Dr. Funda Derin (Languages and Cultures of Asia) is teaching Sixth Semester Turkish and Azeri, a course that includes CIC CourseShare students participating from the University of Minnesota.

Honorary Fellow 
Dr. Heather S. Sonntag visited the University of Wyoming in February to give a guest lecture and public lecture. Her guest lecture focused on methods of using photography as primary source documents for historical analysis. The public lecture, titled  "Imag(in)ing Nomadic Horizons: Early Photographic Projects of the Steppe and Plains Peoples," explored an exhibition Sonntag was commissioned to curate for the U.S. Consulate in Almaty, Kazakhstan in 2013 on the early photography of traditionally nomadic peoples of the Kazakh Steppe and Great Plains.


Alumni
Dr.

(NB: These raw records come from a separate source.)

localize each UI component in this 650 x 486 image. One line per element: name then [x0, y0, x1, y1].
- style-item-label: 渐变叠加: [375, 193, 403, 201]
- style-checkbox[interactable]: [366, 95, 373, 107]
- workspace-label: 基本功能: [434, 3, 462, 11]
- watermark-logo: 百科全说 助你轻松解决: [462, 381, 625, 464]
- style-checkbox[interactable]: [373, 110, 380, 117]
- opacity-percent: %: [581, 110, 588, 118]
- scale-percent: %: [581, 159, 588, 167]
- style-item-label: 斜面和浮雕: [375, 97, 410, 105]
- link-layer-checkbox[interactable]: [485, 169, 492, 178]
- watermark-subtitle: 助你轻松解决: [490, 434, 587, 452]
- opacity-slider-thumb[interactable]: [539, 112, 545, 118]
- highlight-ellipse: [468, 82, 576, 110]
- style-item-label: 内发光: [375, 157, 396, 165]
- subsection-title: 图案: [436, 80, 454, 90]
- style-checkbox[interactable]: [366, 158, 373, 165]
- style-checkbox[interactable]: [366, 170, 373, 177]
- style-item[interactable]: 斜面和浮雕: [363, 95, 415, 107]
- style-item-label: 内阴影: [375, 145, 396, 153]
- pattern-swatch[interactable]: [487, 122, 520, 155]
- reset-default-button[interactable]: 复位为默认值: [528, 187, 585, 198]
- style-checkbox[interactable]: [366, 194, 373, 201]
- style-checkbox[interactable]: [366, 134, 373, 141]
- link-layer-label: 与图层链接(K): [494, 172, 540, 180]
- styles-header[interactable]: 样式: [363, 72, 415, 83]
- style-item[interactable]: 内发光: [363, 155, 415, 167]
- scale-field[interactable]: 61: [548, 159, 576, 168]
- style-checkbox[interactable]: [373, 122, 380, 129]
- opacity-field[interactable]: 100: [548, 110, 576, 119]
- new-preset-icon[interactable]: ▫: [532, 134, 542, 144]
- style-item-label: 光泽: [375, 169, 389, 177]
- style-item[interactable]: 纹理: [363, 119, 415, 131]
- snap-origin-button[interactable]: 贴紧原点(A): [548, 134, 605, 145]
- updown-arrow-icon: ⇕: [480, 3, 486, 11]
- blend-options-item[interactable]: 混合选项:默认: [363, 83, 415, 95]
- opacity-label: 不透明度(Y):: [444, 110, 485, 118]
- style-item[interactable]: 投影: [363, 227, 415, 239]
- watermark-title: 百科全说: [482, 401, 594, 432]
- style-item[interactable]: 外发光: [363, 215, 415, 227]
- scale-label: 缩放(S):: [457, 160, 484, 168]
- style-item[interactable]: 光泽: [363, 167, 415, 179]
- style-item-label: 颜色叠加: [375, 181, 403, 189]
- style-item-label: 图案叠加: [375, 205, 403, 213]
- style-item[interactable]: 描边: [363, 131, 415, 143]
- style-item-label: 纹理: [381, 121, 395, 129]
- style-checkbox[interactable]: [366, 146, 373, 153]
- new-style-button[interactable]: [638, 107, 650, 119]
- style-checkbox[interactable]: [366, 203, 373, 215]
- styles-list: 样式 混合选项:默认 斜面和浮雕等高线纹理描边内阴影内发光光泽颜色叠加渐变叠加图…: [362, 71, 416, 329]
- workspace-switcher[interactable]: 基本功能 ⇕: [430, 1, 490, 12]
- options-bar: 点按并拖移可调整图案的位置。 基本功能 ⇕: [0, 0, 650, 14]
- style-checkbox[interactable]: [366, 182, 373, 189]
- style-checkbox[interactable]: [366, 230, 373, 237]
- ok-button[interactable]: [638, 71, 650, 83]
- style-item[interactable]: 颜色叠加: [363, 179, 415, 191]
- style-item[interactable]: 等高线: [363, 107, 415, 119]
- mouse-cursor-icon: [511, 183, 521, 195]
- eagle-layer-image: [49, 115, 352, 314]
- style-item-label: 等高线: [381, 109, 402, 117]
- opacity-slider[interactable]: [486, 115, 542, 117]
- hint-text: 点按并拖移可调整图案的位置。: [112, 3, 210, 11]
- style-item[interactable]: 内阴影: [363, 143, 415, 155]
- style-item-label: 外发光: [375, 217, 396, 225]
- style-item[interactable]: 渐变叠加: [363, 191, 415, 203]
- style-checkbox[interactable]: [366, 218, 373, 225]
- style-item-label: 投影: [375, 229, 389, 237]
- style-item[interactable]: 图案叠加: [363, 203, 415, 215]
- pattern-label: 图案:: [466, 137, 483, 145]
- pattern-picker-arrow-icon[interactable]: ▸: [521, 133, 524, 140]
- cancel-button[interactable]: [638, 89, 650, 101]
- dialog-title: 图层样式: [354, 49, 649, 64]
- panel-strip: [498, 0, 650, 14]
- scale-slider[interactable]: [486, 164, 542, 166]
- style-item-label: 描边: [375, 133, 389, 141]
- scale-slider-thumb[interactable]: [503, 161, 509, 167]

Gerald Mikkelson (Russian '59, MA Slavic '63, Russian Studies certificate and PhD minor '65,  PhD Slavic '71), after 48 years at Kansas University, will retire as Emeritus Professor on his birthday May 16, 2015. In fall 2014 he began a second teaching career at Osher Lifelong Learning Institute with "Origins of Russian Civilization: 872-1682" for 60 senior citizens. A sequel "Russian Civilization, II: Peter I to Pushkin" will follow in 2015 or 2016. His latest publication is "Стихотворения Юрия Живаго в английском переводе> in  Пастернаковске чтения: исследования и материалы (М.: Азбуковник, 2015). He is currently working on a conference paper/article "Образ лебедя и лебединые песни в русской поэзии" to be read in Moscow in April 2015 and published at the Russian Academy of Sciences Institute of World Literature (IRLI). 

Dan Singleton (MA '14) published an article "Why Nagorno-Karabakh Mediation Has Failed," which appears in the Winter 2014 edition of the FAOA Journal of International Affairs.
Events
Thursday, March 19, 2015
4 p.m., 206 Ingraham Hall
 
Dr. Catherine Schuler is an Associate Professor of Women's Studies at the University of Maryland, College Park.  She has published two books, Women in Russian Theatre: the Actress in the Silver Age (Routledge 1996), which won the Barnard Hewitt Award from the American Society for Theatre Research, and Theatre and Identity in Imperial Russia (University of Iowa Press, 2009). 

Dr. Schuler’s  presentation considers the whole of Sochi 2014—the city and the Games—as a Wagnerian gesamtkunstwerk, or total work of art.  From the Sochi Bid Book through material renovation of Greater Sochi to the spectacular Opening and Closing Ceremonies, this enormous, myth-making enterprise aimed to immerse spectators in sensuous visual and aural experience in order to persuade them of the Russian resurrection. 
 
Mason's talk
Thursday, March 26, 2015
4 p.m., 206 Ingraham Hall
 
Jessica Mason is completing her Ph.D. in the Department of Anthropology at the University of Wisconsin-Madison, where she has also lectured in the Department of Gender and Women's Studies. She has a M.A. from the University of Wisconsin-Madison and B.A. from DePauw University. Her interests include gender and LGBTQ studies, social movements, and whatever might be indicated by the term "post-socialism." 

Drawing on ethnographic research conducted with young radical left, feminist, and LGBT activists in Moscow, this presentation explores how marginalized activists negotiated this inhospitable landscape through a combination of schismogenic conflicts and solidarity-building coalition work.